Except protection from natural immunity is weaker than the vaccines and more susceptible to variants, thus significantly increasing the likelihood of reinfection and passing to others. I can appreciate the debate, perhaps a test to show natural immunity would be sufficient, but there's certainly a case to be made beyond "pure theater."
>Natural immunity is ... more susceptible to variants

Do you have a source for this? I have looked it up a few times and all the information I saw indicated that natural immunity should transfer to variants favorably, because natural immunity targets several parts of the virus whereas the current vaccine only targets a single region.

>natural immunity is weaker

This is true on the margin, but it is still quite good. Vaccination breakthrough cases are very rare at <0.1% of cases[1]. The CDC reports that natural immunity breakthrough risk is 2.34 times higher than vaccination[2], but you have to remember that the base multiplier is still incredibly low. By this logic, cases from natural immunity are at worst 0.23% of all cases!

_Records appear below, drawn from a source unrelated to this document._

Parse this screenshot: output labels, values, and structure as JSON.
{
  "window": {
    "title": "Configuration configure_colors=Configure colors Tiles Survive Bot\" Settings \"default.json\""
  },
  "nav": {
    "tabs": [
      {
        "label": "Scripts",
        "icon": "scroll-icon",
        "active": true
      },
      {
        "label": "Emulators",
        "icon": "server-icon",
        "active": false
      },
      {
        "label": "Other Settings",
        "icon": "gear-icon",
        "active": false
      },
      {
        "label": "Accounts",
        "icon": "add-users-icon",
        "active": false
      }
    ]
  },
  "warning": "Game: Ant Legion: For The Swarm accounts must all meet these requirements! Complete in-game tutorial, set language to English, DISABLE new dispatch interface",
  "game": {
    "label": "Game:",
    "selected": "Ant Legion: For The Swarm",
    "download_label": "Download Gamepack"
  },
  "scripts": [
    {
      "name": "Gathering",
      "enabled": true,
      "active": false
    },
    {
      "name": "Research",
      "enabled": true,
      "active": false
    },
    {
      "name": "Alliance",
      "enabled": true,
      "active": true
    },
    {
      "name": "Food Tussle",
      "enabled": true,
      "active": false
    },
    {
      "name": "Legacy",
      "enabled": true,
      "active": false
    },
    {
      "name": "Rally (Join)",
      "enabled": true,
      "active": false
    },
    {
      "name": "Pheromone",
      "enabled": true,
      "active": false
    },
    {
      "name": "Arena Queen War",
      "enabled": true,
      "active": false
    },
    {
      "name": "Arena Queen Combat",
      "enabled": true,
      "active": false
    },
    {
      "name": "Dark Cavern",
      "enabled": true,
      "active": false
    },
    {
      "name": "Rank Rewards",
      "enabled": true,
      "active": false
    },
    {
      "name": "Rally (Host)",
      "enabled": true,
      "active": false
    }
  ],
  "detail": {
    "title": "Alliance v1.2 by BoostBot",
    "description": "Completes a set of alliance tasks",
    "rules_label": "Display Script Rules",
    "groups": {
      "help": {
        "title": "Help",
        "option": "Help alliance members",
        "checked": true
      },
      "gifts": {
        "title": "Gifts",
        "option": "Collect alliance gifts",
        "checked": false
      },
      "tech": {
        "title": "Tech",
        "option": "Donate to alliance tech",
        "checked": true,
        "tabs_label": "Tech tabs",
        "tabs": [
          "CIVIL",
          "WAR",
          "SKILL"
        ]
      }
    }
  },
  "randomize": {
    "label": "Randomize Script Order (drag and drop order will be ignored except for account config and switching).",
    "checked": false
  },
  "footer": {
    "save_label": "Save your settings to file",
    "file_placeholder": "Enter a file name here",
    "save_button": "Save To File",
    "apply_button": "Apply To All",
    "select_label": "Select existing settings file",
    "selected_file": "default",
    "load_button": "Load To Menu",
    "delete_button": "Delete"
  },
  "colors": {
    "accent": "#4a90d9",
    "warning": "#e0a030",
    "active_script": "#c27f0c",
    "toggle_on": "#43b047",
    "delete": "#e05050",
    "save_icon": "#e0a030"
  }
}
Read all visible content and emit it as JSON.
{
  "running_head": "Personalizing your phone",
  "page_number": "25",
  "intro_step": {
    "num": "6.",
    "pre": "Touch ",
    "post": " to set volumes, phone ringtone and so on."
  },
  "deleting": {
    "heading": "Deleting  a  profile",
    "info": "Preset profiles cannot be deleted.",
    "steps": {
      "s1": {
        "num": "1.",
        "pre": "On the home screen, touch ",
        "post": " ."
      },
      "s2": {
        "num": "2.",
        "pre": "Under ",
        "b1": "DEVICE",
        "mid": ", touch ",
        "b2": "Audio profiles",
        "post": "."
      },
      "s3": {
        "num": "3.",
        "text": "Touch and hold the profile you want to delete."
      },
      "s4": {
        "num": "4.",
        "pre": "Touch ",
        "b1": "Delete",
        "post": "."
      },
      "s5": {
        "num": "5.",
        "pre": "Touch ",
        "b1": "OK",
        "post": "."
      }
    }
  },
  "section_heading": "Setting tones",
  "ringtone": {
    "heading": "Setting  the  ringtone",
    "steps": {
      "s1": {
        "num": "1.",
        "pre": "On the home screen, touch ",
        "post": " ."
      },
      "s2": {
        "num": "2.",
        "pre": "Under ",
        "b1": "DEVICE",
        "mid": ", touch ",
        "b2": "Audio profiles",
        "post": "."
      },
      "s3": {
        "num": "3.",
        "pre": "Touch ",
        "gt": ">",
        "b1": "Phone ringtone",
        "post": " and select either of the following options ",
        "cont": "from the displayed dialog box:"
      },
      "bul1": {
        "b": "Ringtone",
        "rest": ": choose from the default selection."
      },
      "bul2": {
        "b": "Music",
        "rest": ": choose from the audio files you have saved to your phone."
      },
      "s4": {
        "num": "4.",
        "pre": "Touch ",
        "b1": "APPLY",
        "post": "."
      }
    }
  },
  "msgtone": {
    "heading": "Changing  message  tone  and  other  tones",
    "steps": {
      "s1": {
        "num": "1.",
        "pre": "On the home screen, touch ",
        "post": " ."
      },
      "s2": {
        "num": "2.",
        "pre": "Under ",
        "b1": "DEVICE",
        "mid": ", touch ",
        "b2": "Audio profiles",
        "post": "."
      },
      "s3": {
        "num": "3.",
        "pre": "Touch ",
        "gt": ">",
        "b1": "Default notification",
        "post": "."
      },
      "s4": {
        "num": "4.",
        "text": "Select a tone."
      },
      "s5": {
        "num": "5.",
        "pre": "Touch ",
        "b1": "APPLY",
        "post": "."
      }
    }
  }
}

I think it is very misleading to be grouping those with natural immunity with the unvaccinated when it is so close to vaccination in efficacy, and drastically different than those with no immunity.

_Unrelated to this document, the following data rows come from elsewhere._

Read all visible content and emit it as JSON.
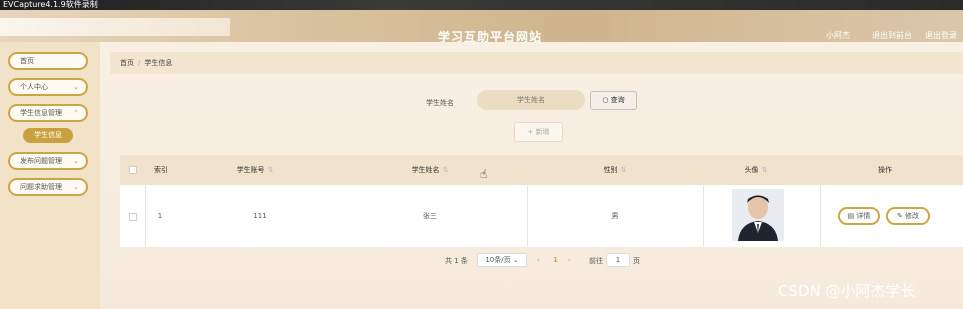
{
  "capture": {
    "text": "EVCapture4.1.9软件录制"
  },
  "header": {
    "title": "学习互助平台网站",
    "links": [
      "小阿杰",
      "退出到前台",
      "退出登录"
    ]
  },
  "sidebar": {
    "items": [
      {
        "label": "首页"
      },
      {
        "label": "个人中心"
      },
      {
        "label": "学生信息管理"
      },
      {
        "label": "学生信息"
      },
      {
        "label": "发布问题管理"
      },
      {
        "label": "问题求助管理"
      }
    ]
  },
  "breadcrumb": {
    "home": "首页",
    "current": "学生信息"
  },
  "search": {
    "label": "学生姓名",
    "placeholder": "学生姓名",
    "query_label": "查询"
  },
  "toolbar": {
    "add_label": "+ 新增"
  },
  "table": {
    "columns": [
      "索引",
      "学生账号",
      "学生姓名",
      "性别",
      "头像",
      "操作"
    ],
    "rows": [
      {
        "index": "1",
        "account": "111",
        "name": "张三",
        "gender": "男"
      }
    ],
    "actions": {
      "detail": "详情",
      "edit": "修改"
    }
  },
  "pagination": {
    "total": "共 1 条",
    "page_size": "10条/页",
    "current_page": "1",
    "goto_label": "前往",
    "goto_value": "1",
    "page_suffix": "页"
  },
  "watermark": "CSDN @小阿杰学长",
  "colors": {
    "accent": "#caa646",
    "header": "#d9c3a0",
    "sidebar": "#f1e2c8"
  }
}
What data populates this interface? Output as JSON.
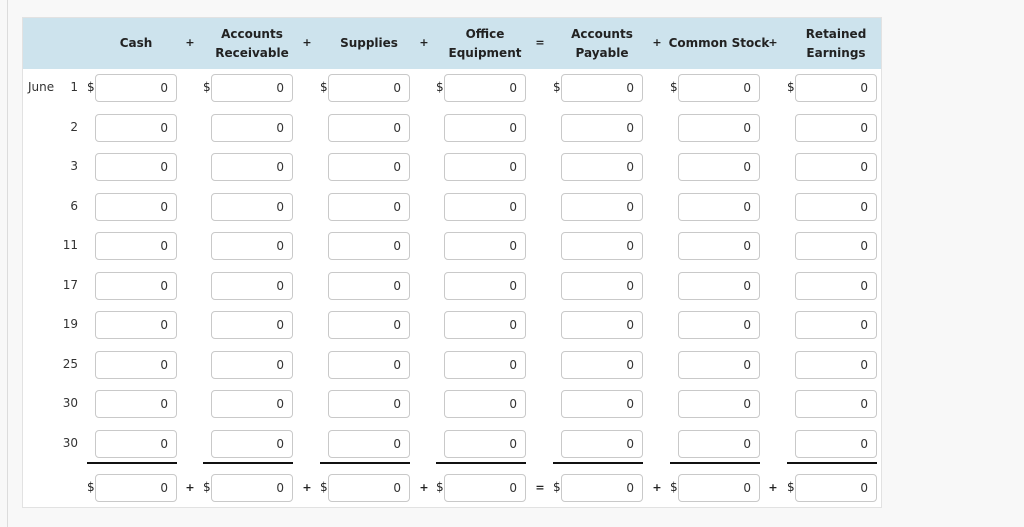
{
  "columns": [
    {
      "key": "cash",
      "label_lines": [
        "Cash"
      ]
    },
    {
      "key": "accounts_receivable",
      "label_lines": [
        "Accounts",
        "Receivable"
      ]
    },
    {
      "key": "supplies",
      "label_lines": [
        "Supplies"
      ]
    },
    {
      "key": "office_equipment",
      "label_lines": [
        "Office",
        "Equipment"
      ]
    },
    {
      "key": "accounts_payable",
      "label_lines": [
        "Accounts",
        "Payable"
      ]
    },
    {
      "key": "common_stock",
      "label_lines": [
        "Common Stock"
      ]
    },
    {
      "key": "retained_earnings",
      "label_lines": [
        "Retained",
        "Earnings"
      ]
    }
  ],
  "header_operators": [
    "+",
    "+",
    "+",
    "=",
    "+",
    "+"
  ],
  "month_label": "June",
  "currency_symbol": "$",
  "rows": [
    {
      "date": "1",
      "values": [
        "0",
        "0",
        "0",
        "0",
        "0",
        "0",
        "0"
      ]
    },
    {
      "date": "2",
      "values": [
        "0",
        "0",
        "0",
        "0",
        "0",
        "0",
        "0"
      ]
    },
    {
      "date": "3",
      "values": [
        "0",
        "0",
        "0",
        "0",
        "0",
        "0",
        "0"
      ]
    },
    {
      "date": "6",
      "values": [
        "0",
        "0",
        "0",
        "0",
        "0",
        "0",
        "0"
      ]
    },
    {
      "date": "11",
      "values": [
        "0",
        "0",
        "0",
        "0",
        "0",
        "0",
        "0"
      ]
    },
    {
      "date": "17",
      "values": [
        "0",
        "0",
        "0",
        "0",
        "0",
        "0",
        "0"
      ]
    },
    {
      "date": "19",
      "values": [
        "0",
        "0",
        "0",
        "0",
        "0",
        "0",
        "0"
      ]
    },
    {
      "date": "25",
      "values": [
        "0",
        "0",
        "0",
        "0",
        "0",
        "0",
        "0"
      ]
    },
    {
      "date": "30",
      "values": [
        "0",
        "0",
        "0",
        "0",
        "0",
        "0",
        "0"
      ]
    },
    {
      "date": "30",
      "values": [
        "0",
        "0",
        "0",
        "0",
        "0",
        "0",
        "0"
      ]
    }
  ],
  "totals": {
    "values": [
      "0",
      "0",
      "0",
      "0",
      "0",
      "0",
      "0"
    ],
    "operators": [
      "+",
      "+",
      "+",
      "=",
      "+",
      "+"
    ]
  },
  "colors": {
    "header_bg": "#cde3ed",
    "page_bg": "#f8f8f8"
  }
}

https://www.kff.org/policy-watch/covid-19-vaccine-breakthrou...

https://www.cdc.gov/mmwr/volumes/70/wr/mm7032e1.htm

Vaccines have been shown to be more effective than actually getting COVID. Possibly due to the inaccuracies inherent in COVID testing.

https://www.cdc.gov/media/releases/2021/s0806-vaccination-pr...

Thus 100% vaccine mandates may be excessive but their not useless and would actually save lives.

What natural immunity?

There's no scientific evidence anyone has a "natural immunity" to SARS-CoV-2, and even the immunity granted to those who are vaccinated is largely contested by the mutations known as the delta and lambda variants.

How exactly do you presume people have recovered…?
There are ~30 million recovered from covid who have natural immunity.
The situation is not that obvious, and thus different places evaluate it differently. (E.g. here in Germany the protocol is one vaccine dose a few months after the infection, based on results that this has similar effects as the second dose of a two-dose regimen)
Why would we need to include an exemption for natural immunity?

Doing so would add additional work to the _already overworked_ health agencies, labs, etc. You'd need to test people to ensure that they have an adequate immune response (at least on par with what the vaccines provides). With unlimited resources and total information, then sure, doing either vaccines or natural immunity would work, assuming that the natural immunity is at least on par with the vaccines. However, given that we don't have unlimited resources nor total information, it's much simpler for the health agencies to ask for everyone that doesn't have a medical exemption to get vaccinated.